Comment by awendland

1 year ago

Following @isoprohplex, I'll be the fourth comment to say I also built a variant of this: https://hnss.alexwendland.com/

I built mine on top of an RSS feed I generate from Hacker News which filters out any posts linking to the top 1 million domains [1] and creates a readable version of the content. I use it to surface articles on smaller blogs/personal websites—it's become my main content source. It's generated via Github Actions every 4 hours and stored in a detached branch on Github (~2 GB of data from the past 4 years). Here's an example for posts with >= 10 upvotes [2].

It only took several hours to build the semantic search on top. And that included time for me to try out and learn several different vector DBs, embedding models, data pipelines, and UI frameworks! The current state of AI tooling is wonderfully simple.

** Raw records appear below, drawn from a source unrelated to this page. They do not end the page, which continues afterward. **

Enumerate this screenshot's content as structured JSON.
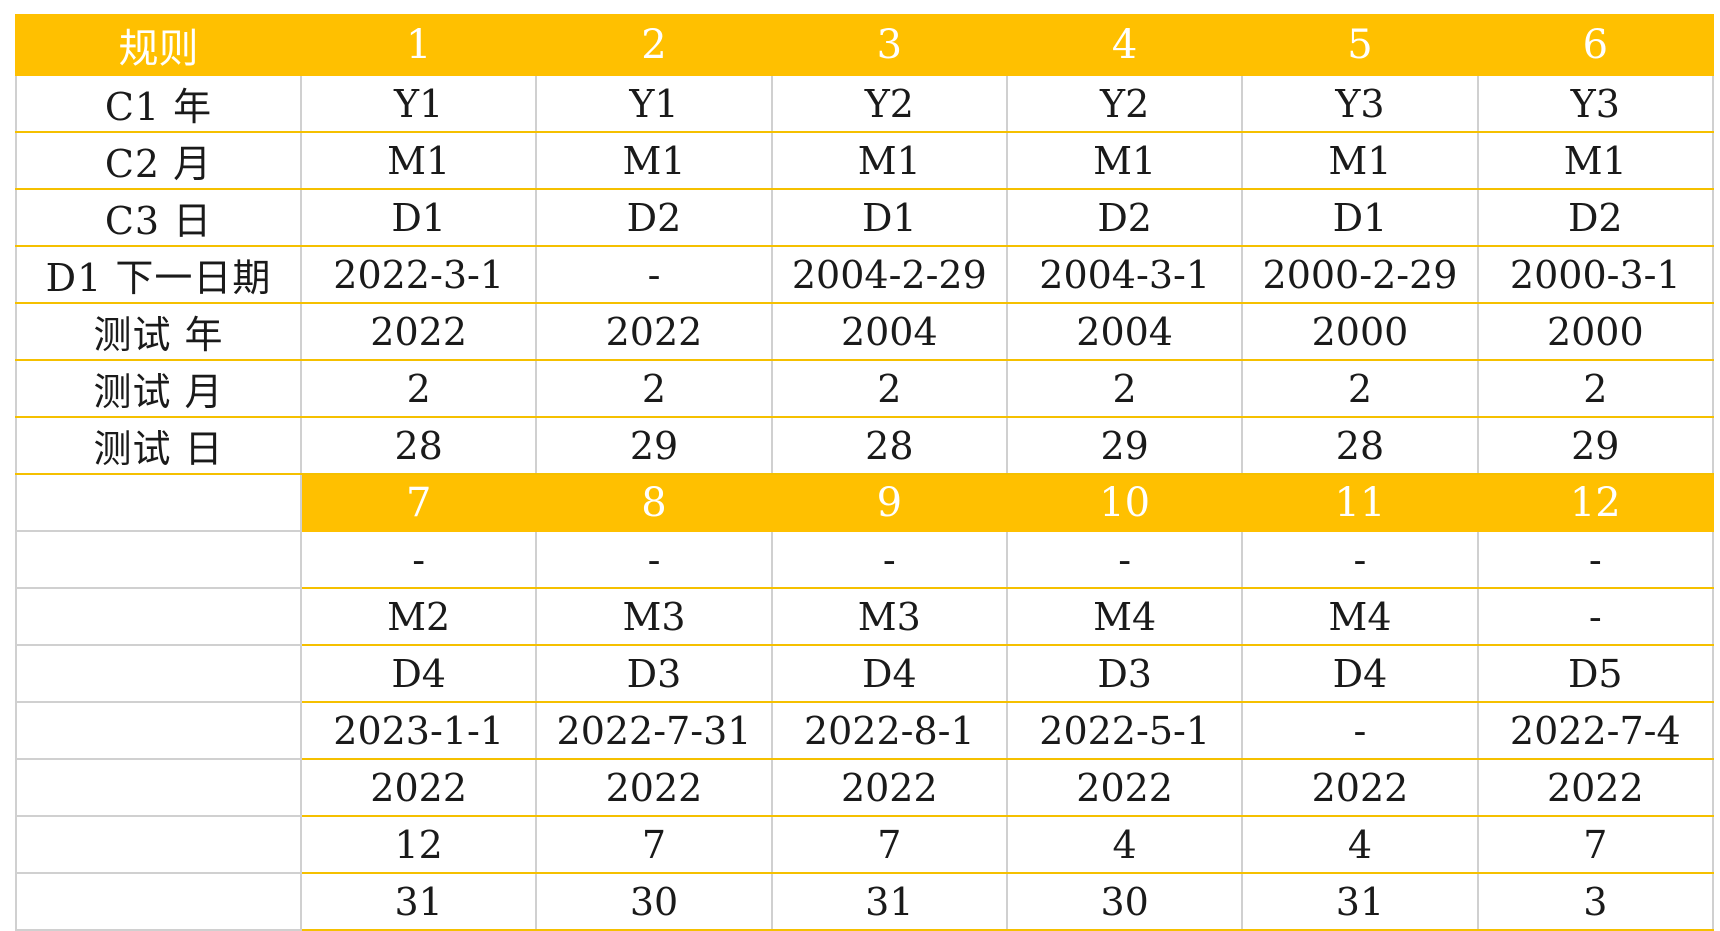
{
  "colors": {
    "header_fill": "#ffc000",
    "header_text": "#ffffff",
    "row_border": "#f5c000",
    "cell_border": "#d0d0d0"
  },
  "table1": {
    "header": [
      "规则",
      "1",
      "2",
      "3",
      "4",
      "5",
      "6"
    ],
    "rows": [
      {
        "label": "C1 年",
        "cells": [
          "Y1",
          "Y1",
          "Y2",
          "Y2",
          "Y3",
          "Y3"
        ]
      },
      {
        "label": "C2 月",
        "cells": [
          "M1",
          "M1",
          "M1",
          "M1",
          "M1",
          "M1"
        ]
      },
      {
        "label": "C3 日",
        "cells": [
          "D1",
          "D2",
          "D1",
          "D2",
          "D1",
          "D2"
        ]
      },
      {
        "label": "D1 下一日期",
        "cells": [
          "2022-3-1",
          "-",
          "2004-2-29",
          "2004-3-1",
          "2000-2-29",
          "2000-3-1"
        ]
      },
      {
        "label": "测试 年",
        "cells": [
          "2022",
          "2022",
          "2004",
          "2004",
          "2000",
          "2000"
        ]
      },
      {
        "label": "测试 月",
        "cells": [
          "2",
          "2",
          "2",
          "2",
          "2",
          "2"
        ]
      },
      {
        "label": "测试 日",
        "cells": [
          "28",
          "29",
          "28",
          "29",
          "28",
          "29"
        ]
      }
    ]
  },
  "table2": {
    "header": [
      "7",
      "8",
      "9",
      "10",
      "11",
      "12"
    ],
    "rows": [
      [
        "-",
        "-",
        "-",
        "-",
        "-",
        "-"
      ],
      [
        "M2",
        "M3",
        "M3",
        "M4",
        "M4",
        "-"
      ],
      [
        "D4",
        "D3",
        "D4",
        "D3",
        "D4",
        "D5"
      ],
      [
        "2023-1-1",
        "2022-7-31",
        "2022-8-1",
        "2022-5-1",
        "-",
        "2022-7-4"
      ],
      [
        "2022",
        "2022",
        "2022",
        "2022",
        "2022",
        "2022"
      ],
      [
        "12",
        "7",
        "7",
        "4",
        "4",
        "7"
      ],
      [
        "31",
        "30",
        "31",
        "30",
        "31",
        "3"
      ]
    ]
  }
}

In the end I landed on (selected in haste optimizing for developer ergonomics, so only a partial endorsement):

  - BAAI/bge-small-en as an embedding model
  - Python with
    - HuggingFaceBgeEmbeddings from langchain_community for creating embeddings
    - SentenceSplitter from llama_index for chunking documents
    - ChromaDB as a vector DB + chroma-ops to prune the DB
    - sqlite3 for metadata
    - FastAPI, Pydantic, Jinja2, Tailwind for API and server-rendered webpages
  - jsdom and mozilla-readability for article extraction

I generated the index locally on my M2 Mac which ripped through the ~70k articles in ~12 hours to generate all the embeddings.

I run the search site with Podman on a VM from Hetzner—along with other projects—for ~$8 / month. All requests are handled on CPU w/o calls to external AI providers. Query times are <200 ms, which includes embedding generation → vector DB lookup → metadata retrieval → page rendering. The server source code is here [3].

Nice work @jnnnthnn! What you built is fast, the rankings were solid, and the summaries are convenient.

[1] https://majestic.com/reports/majestic-million

[2] https://github.com/awendland/hacker-news-small-sites/blob/ge...

[3] https://github.com/awendland/hacker-news-small-sites-website...

2 comments

awendland

jasonjmcghee 1 year ago

I would strongly consider incorporating a hybrid search strategy (keyword or bm25 etc) as currently a number of searches I tried resulted in rather surprising results

jnnnthnn 1 year ago

Fun! Thanks for sharing! It's super fast and the bias toward smaller websites really does surface interesting things. Very reminiscent of the Kagi small web site, also!